Halyna stepped forward, still not paying any attention to me, and began sliding her fingers up and down the slab, reaching up as high as she could, then down to floor level. She moved to the other side and did the same thing. She must have touched something hidden, because suddenly Anaita took wing.

Well, at least that's what it looked like when the goddess Anaita and her big kitty-cat companions rose into the air. They kept on until they'd risen six or seven feet straight up the high wall, revealing a door that had been hiding behind the mosaic slab. It had a card reader, but I was pretty certain that the poor slob of a curator whose information we'd stolen didn't know anything about this particular door and had no privileges for it. I slid the card in the slot several times, but I was right: no good.

Clarence and Oxana rejoined us.

“What's going on?” Clarence asked.

“Emergencies and craziness all over the fucking place,” I said in a low voice. “Wendell says there's a guard down on the floor above us, and he thinks he can see blood. But look what Halyna just found.”

“Is that . . . ?”

“It was behind that mosaic. What do
you
think? As for me, I think we've got about zero time left, but we're here, and I can't just walk away. How do we get this door open?” I got on the walkie to Wendell and told him what we'd found. “Any more information on that guard?”

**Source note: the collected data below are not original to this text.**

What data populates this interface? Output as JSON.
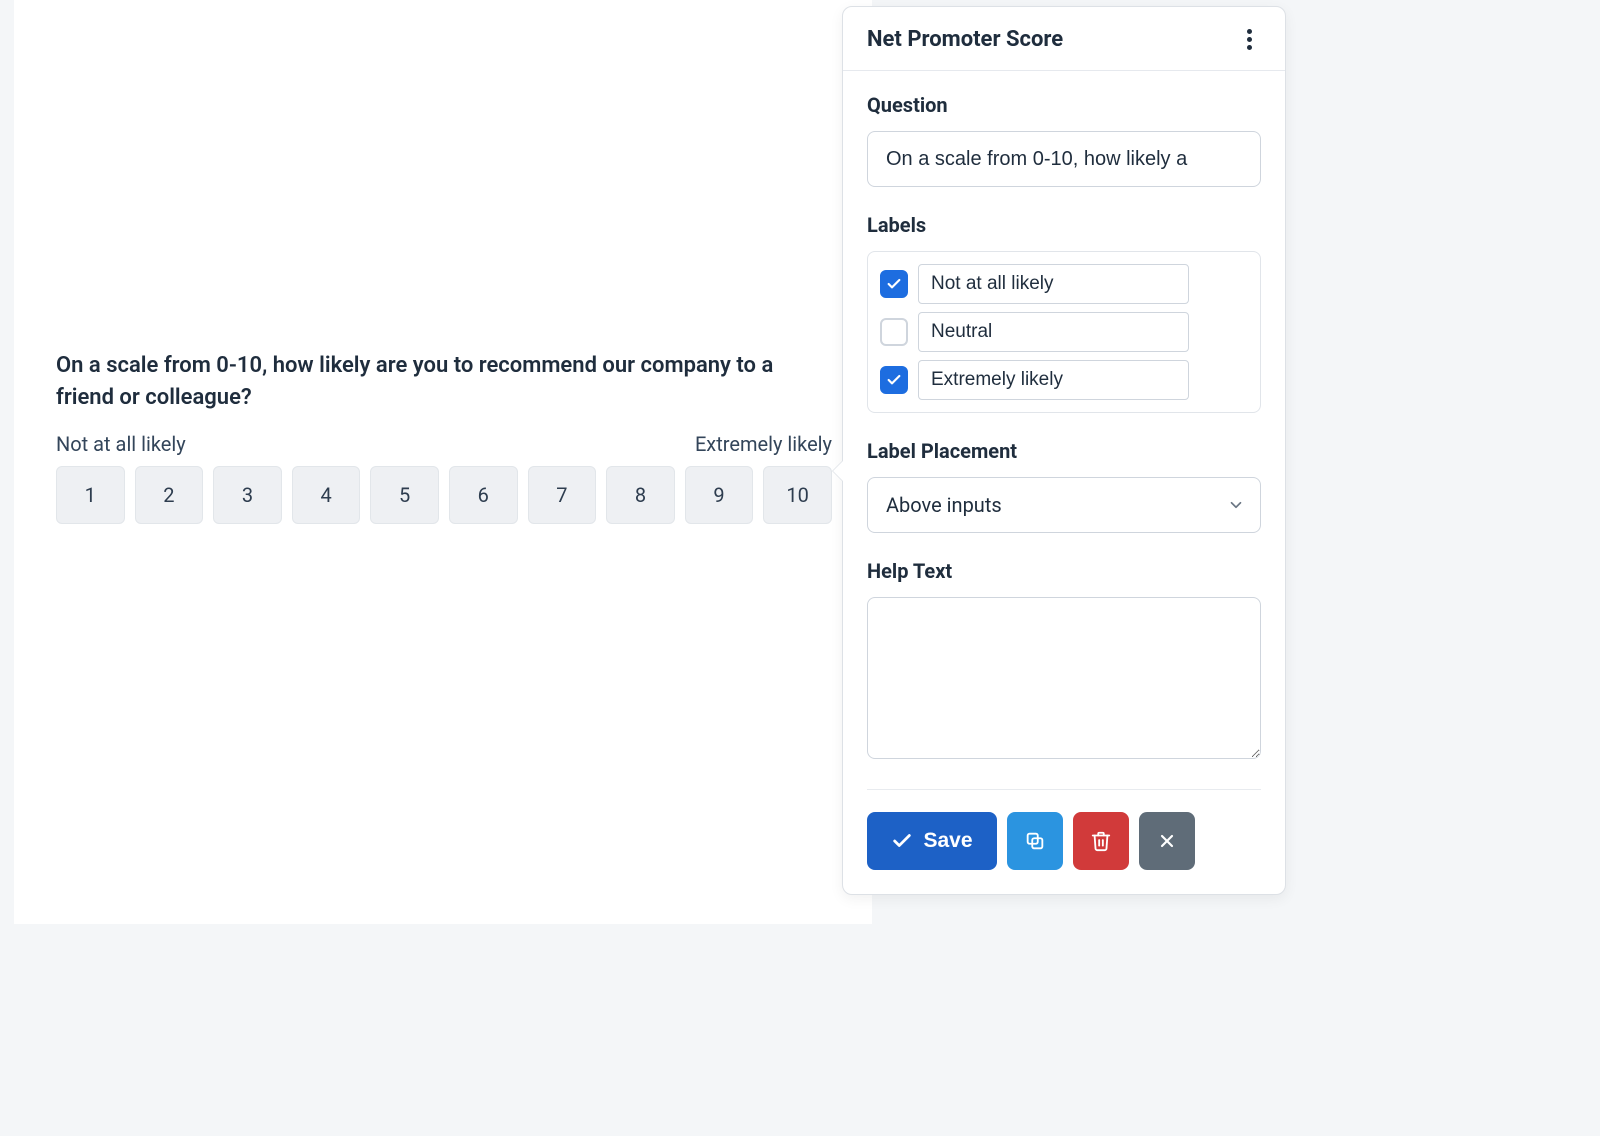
{
  "preview": {
    "question": "On a scale from 0-10, how likely are you to recommend our company to a friend or colleague?",
    "left_label": "Not at all likely",
    "right_label": "Extremely likely",
    "options": [
      "1",
      "2",
      "3",
      "4",
      "5",
      "6",
      "7",
      "8",
      "9",
      "10"
    ]
  },
  "panel": {
    "title": "Net Promoter Score",
    "question_section": "Question",
    "question_value": "On a scale from 0-10, how likely a",
    "labels_section": "Labels",
    "labels": [
      {
        "checked": true,
        "value": "Not at all likely"
      },
      {
        "checked": false,
        "value": "Neutral"
      },
      {
        "checked": true,
        "value": "Extremely likely"
      }
    ],
    "placement_section": "Label Placement",
    "placement_value": "Above inputs",
    "help_section": "Help Text",
    "help_value": "",
    "save_label": "Save"
  },
  "colors": {
    "primary": "#1d61c6",
    "info": "#2b94e0",
    "danger": "#d13a3a",
    "muted": "#5f6c78",
    "checkbox": "#1d6de0"
  }
}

“Nothing. He's still not moving. I've got a real bad feeling, Cash.”

“So do I, Duster, but I'm making a command decision. Whatever happened to the guard, no one else has noticed yet. Are you still looping the security cam footage?”

“Yes, but maybe that's why he showed up. People notice eventually . . .”

“Any suggestions for getting this door open, Duster? Any magic passwords you've been keeping in reserve?”

“No. And I suggest you leave it alone. You can always come back.”

“I don't think so. Not before shit goes completely vertical in my world, with me at the bottom. Cash out.” I turned to face the others. “This is kind of like the Gordian Knot,” I said.

“Is not what?” Oxana asked.

“History lesson later,” I said. “Now, problem-solving.” And then I pulled out my new suppressed Glock and blasted the shit out of that card reader with some of the special ammo Orban had thrown in with the silencer. The subsonics were impressively quiet—I doubted anyone outside the hall heard a thing. I reached in through the smoking wreckage and started pulling bits out, then grabbed the pry bar Clarence had strapped to his pack frame and put all of my not-inconsiderable strength to it.

Clarence was getting a bit panicky. The bullets had been quiet, but the pry bar was making noises like the world's biggest gopher chewing metal vegetables with metal teeth. “I thought we had to get out of here—shit, Bobby, I thought we weren't going to make a mess!” He really
was
upset. He hardly ever swore.

“Plans change, my friend.”

I don't know what I did, but something shifted inside the door lock and the thing popped out. The door slid about six inches to one side, enough for me to feel a waft of cool, air-conditioned air rolling out. No wonder Halyna had seen a cold spot with her infrareds. I got my hands into the opening and started pulling. After a moment Clarence realized I wasn't going anywhere without getting past that door, so he leaned in to help, and together we dragged it open against the heavy inertia of the mechanism.

What we found on the other side was a dark stairwell. I went down it, and as I hit the bottom step a light came on above my head. The door in front of me was ordinary wood, with a latch but no electronic paraphernalia. Could it really be this simple? I clicked the latch down and pushed. The door swung open and a light came on inside. My comm-link made a scratchy, staticky noise in my ear, but I couldn't understand anything Wendell was saying.

I had about five seconds to look around before Oxana, who was closest to me on the stairs, said, “Bobby . . .”

“Just a second,” I said. “We're in.”

And in my earpiece: “Cash, this is Duster! Cash, please acknowledge!”

“Not now, Duster.”

“The hell with that,” Wendell was almost shouting. “Abort the mission! Abort the mission!”

“What are you talking about, Duster?” But I couldn't raise him again—the signal was all noise now. I assumed the guards were coming, but I was damned if I was going to run when I had finally found what we were looking for. I'd think of some way to stall them. “Duster, please repeat . . .”

“Bobby.”
Now it was Clarence calling to me from the top of the stairwell. “I really think you'd better come up here.”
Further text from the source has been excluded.